Queer Eye From The Straight Girl

Homosexuality was the title of the post I created last night but didn't had the courage to post it because I don't really know which side of the fence I'm actually standing myself. There were varying opinions and voices on the forum and I do agree and disagree with things they say regardless of whether they are for or against homosexuality. For myself, I think i know very well that it is innate and can't be changed but on another hand, since I'm not born with a preference that is not accepted by the social norm, I wouldn't know if people are indeed born with a different set of chromosomes. Looking at countries like Thailand, it makes us believe that it's more of the environment or the upbringing and less of the inborn characteristics. Doesn't statistic show that most homosexuals "beginnings" occur in single gender schools as compared to a co-ed school?
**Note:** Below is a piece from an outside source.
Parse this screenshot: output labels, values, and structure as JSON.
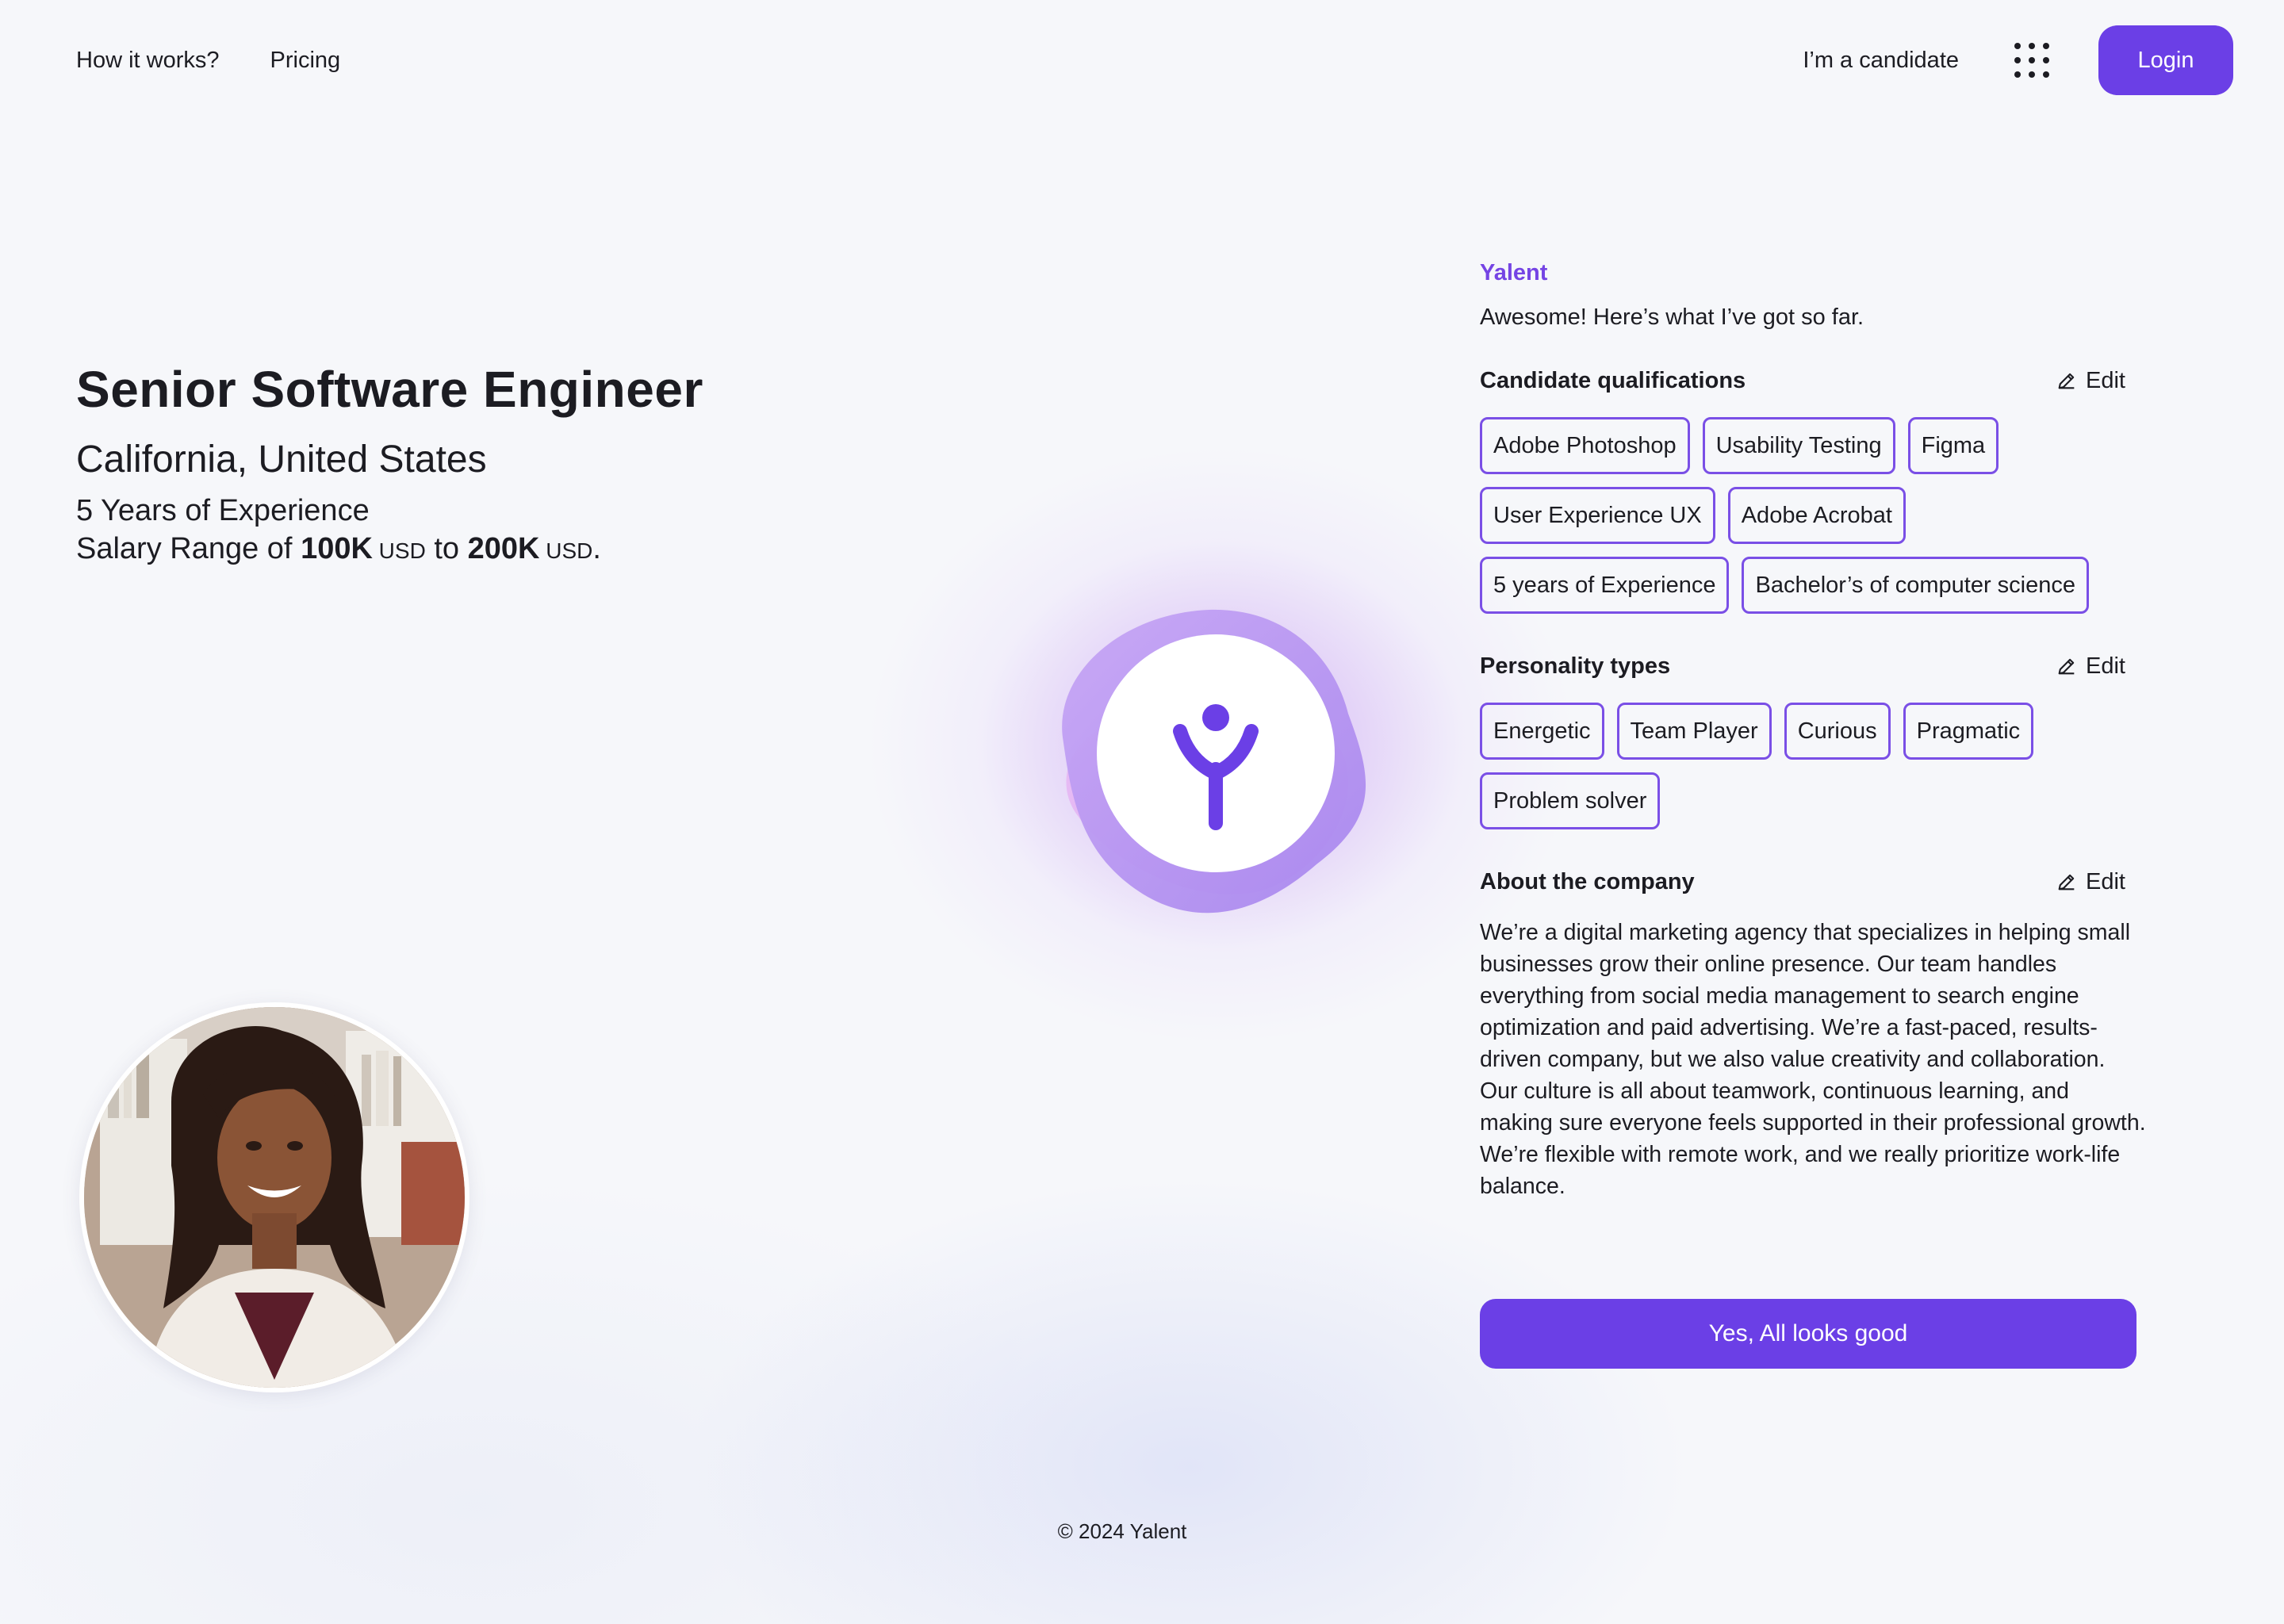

Having said that, what is wrong with homosexual relationships?

Well, according to "Muscle Tree", God did not intend for male and male, or female and female to have sexual relations. As the popular saying goes, "God made Adam and Eve, not Adam and Steve!". Society owes its continued survival to the family, founded on marriage. Men and women are given very special capability in their union coming together and be able to procreate and in Gen 1:28 of the Holy Bible, he blessed the man and the woman with the words "Be fruitful and multiply".
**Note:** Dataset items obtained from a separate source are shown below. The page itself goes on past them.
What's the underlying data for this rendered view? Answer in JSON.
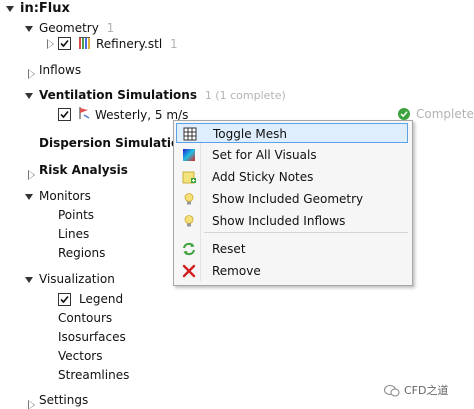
{
  "tree": {
    "root_label": "in:Flux",
    "geometry": {
      "label": "Geometry",
      "count": "1",
      "child": {
        "label": "Refinery.stl",
        "count": "1"
      }
    },
    "inflows": {
      "label": "Inflows"
    },
    "ventilation": {
      "label": "Ventilation Simulations",
      "count": "1 (1 complete)",
      "child": {
        "label": "Westerly, 5 m/s",
        "status": "Complete"
      }
    },
    "dispersion": {
      "label": "Dispersion Simulations"
    },
    "risk": {
      "label": "Risk Analysis"
    },
    "monitors": {
      "label": "Monitors",
      "children": [
        "Points",
        "Lines",
        "Regions"
      ]
    },
    "visualization": {
      "label": "Visualization",
      "legend": "Legend",
      "children": [
        "Contours",
        "Isosurfaces",
        "Vectors",
        "Streamlines"
      ]
    },
    "settings": {
      "label": "Settings"
    }
  },
  "context_menu": {
    "items": [
      {
        "label": "Toggle Mesh",
        "icon": "grid-icon"
      },
      {
        "label": "Set for All Visuals",
        "icon": "color-gradient-icon"
      },
      {
        "label": "Add Sticky Notes",
        "icon": "sticky-note-add-icon"
      },
      {
        "label": "Show Included Geometry",
        "icon": "lightbulb-icon"
      },
      {
        "label": "Show Included Inflows",
        "icon": "lightbulb-icon"
      },
      {
        "label": "Reset",
        "icon": "reset-arrows-icon"
      },
      {
        "label": "Remove",
        "icon": "red-x-icon"
      }
    ]
  },
  "watermark": {
    "text": "CFD之道"
  },
  "colors": {
    "highlight_bg": "#dfeefc",
    "highlight_border": "#5da1e6",
    "complete_green": "#3ca33c",
    "remove_red": "#d02020"
  }
}
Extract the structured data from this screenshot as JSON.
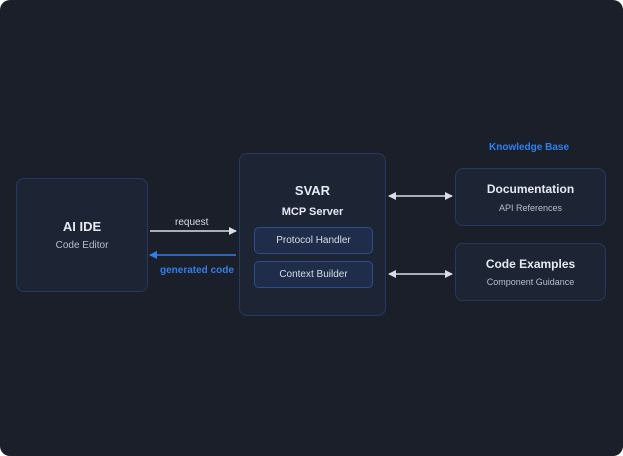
{
  "ai_ide": {
    "title": "AI IDE",
    "subtitle": "Code Editor"
  },
  "mcp_server": {
    "title": "SVAR",
    "subtitle": "MCP Server",
    "modules": [
      "Protocol Handler",
      "Context Builder"
    ]
  },
  "arrows": {
    "request": "request",
    "generated_code": "generated code"
  },
  "knowledge_base": {
    "label": "Knowledge Base",
    "documentation": {
      "title": "Documentation",
      "subtitle": "API References"
    },
    "code_examples": {
      "title": "Code Examples",
      "subtitle": "Component Guidance"
    }
  },
  "colors": {
    "background": "#1b1f29",
    "accent": "#2f7ff0",
    "box_border": "#253a63",
    "arrow": "#d9dde5"
  }
}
And speaking about legalising homosexuality unions, the inevitable consequence would be the redefinition of marriage, an institution devoid of essential reference to factors linked to heterosexuality. From the legal standpoint, marriage between a man and a woman were to be considered just one possible form of marriage, the concept of marriage would undergo a radical transformation, with grave detriment to the common good.

For me, I do not have any issues with my queer friends and on top of which, I always feel that the society should have a high level of tolerance but not necessarily acceptance. But what "Muscle Tree" really got me thinking, that this is a "foot past the door" technique and eventually, legislation is unavoidable. From there on, society might transform and lose it's meaning. I cannot disagree but neither will I agree on this. I do feel that on a certain level, homosexuality is still unavoidable and being put under the magnifying glass and blown up focusing on the evils by bad press.

I've always felt that everyone should have the basic human right to love whoever they want, regardless of their gender but unfortunately, things are not as simple. To legalise homosexuality unions, there are still so much more to be smoothen out and frankly, this will and should not be done in Singapore in the short run. We're merely the 2nd or 3rd generation from the superbly conservative Chinese who did not go through the Cultural Revolution. I don't know for sure for the other races but for the 70% of Chinese, I think we're not ready as much as some of you might think that we are.

It's better that we tread every step we take with care than to decide to legislate against the general consensus in a rush.

1 comment:

Marquis_De_Sade said...

From a legal stand point.

It's only right that the Penal Code should march in steps with the current social climate. I could hardly even regard it as decent jurisprudence of a country to punish one for his/her sexual preference, especially when the social discourse is such.

Having said that, the Australian jurisdiction have various issues with regards to just de facto relationships viz breakdowns. Question of what stands as adequate remedy and due course in the administration of justice are just dust on the limestone. What I have in concern is this attitude when some gay rights activists advocate i.e. that they can be as happy, healthy and functional as a family unit. I have no issue with the statement and to be frank, I do very much agree with it but in substance it codes a certain attitude. Most of the time when I met such discussion, there were hardly any concerns on what if a relationship breakdown happens?

In law, we could and ought not to disregard that. It's really not a hippie happy world and I belief since we route our rights and remedy to law, the system ought to have time to assess and adjust. Both the tradition elements i.e. Asian perceptions and British legal heritage that is so well rooted in the Singapore jurisprudence that the current system would need a lot of time and have far more concerns to address.

From a social stand point.

What are they really fight against? It's a very simple question but you would likely find scrambling answers and scratchy grievances.